Hacker News new | ask | show | jobs
by kbumsik 2360 days ago
> Recompressing all packages to zstd with our options yields a total ~0.8% increase in package size on all of our packages combined, but the decompression time for all packages saw a ~1300% speedup.

Impressive. As a AUR package maintainer I am also wondering how the compression speed is though.

3 comments

Compression speed is many, many, many times faster than xz, and (only) much faster than gzip. Really, only lz4 beats it.
After reading these comments, I can't help but wonder, what is the benefit of Zstd over lz4? Why didn't they switch to lz4 if it was the speed of the algorithm that they favored even with marginally worse compression ratios?
Where Zstd will reduce, say, 3x, Lz4 reduces only 2.5x. This doesn't seem very different until you look at it from the other end: my .zst file is 3.3 GB, but the .lz4 would have been 4 GB, which is 700 MB more.

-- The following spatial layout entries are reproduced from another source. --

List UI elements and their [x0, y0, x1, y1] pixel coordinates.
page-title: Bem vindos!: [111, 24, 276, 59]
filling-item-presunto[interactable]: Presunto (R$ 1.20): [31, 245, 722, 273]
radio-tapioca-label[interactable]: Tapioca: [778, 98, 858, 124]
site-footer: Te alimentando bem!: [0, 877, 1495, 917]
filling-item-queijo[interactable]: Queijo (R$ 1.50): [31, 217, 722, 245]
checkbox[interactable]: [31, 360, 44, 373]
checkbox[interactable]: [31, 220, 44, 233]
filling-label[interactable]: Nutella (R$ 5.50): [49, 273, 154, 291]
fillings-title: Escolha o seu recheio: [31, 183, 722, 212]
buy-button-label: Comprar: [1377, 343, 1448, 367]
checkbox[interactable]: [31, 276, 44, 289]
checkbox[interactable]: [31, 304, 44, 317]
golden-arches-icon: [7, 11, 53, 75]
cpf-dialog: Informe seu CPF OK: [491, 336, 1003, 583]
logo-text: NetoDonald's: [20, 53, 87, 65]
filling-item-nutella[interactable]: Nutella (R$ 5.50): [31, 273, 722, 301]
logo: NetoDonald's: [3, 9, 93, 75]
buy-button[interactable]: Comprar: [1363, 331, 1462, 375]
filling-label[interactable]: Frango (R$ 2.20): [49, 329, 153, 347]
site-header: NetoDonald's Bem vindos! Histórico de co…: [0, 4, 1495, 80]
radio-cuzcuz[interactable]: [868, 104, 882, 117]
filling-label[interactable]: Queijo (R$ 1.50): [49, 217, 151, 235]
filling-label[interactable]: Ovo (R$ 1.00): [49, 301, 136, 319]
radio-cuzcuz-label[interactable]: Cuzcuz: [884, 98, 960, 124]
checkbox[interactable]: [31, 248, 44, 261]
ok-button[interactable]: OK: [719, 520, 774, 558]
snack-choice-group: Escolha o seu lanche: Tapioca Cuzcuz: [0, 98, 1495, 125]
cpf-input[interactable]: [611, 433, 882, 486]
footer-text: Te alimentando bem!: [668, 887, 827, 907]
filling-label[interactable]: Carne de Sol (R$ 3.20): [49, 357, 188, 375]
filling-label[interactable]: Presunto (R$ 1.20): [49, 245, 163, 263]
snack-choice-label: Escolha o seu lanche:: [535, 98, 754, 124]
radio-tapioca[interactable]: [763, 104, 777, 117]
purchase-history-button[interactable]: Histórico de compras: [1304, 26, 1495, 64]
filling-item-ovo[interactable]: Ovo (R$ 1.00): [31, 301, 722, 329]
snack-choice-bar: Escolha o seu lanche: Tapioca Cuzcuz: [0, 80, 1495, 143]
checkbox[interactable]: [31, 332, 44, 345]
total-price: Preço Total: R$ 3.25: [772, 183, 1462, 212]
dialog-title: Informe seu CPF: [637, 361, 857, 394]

Was a time when 700 MB mattered; it was as much as you could get onto a CD.

So, there is a place for each. I would set up the process to use Lz4 when testing, and Zstd for actual delivery to download archives.

In some circumstances, particularly when using a shared file server, Lz4 can be quite a lot faster than writing and reading data uncompressed.

Guessing that 0.8x size increase for 1300% speedup was worth the tradeoff but maybe ≥1.5 size increase or more was not (especially considering a 1300%->2000% increase is not going to be user visible for 99% of the packages).
It's not 0.8 times size increase, it's a 0.008 times size increase, since the unit is percent. The latter seems pretty marginal to me.
While the speedup is nice pacman still seems to operate sequentially, i.e. download, then decompress one by one. Decompressing while downloading or decompressing in parallel seems like a low-hanging fruit that hasn't been plucked yet that wouldn't have needed any changes to the compressor.
I might be wrong, but wouldn't it be prudent to first verify the checksum/signature of the downloaded archive before unpacking it? Even when just decompressing there's at least the danger of being zip-bombed (assuming a zip bomb can be constructed for any dictionary-based compression algorithm.)

FWIW I really applaud Arch here. Even if it's just a small step. Commercial operating systems should take notice. OS updates should really not take as long as they (mostly) do.

Even then it still could be pipelined. download, check signature, decompress while the next download is running. But yeah, pacman is plenty fast already.
Since most people are interested in the time taken to compress/decompress rather than the speed at which it happens, seems to me a better metric would be:

"... decompression time dropped to 14% of what it was..." (s/14/actual_value)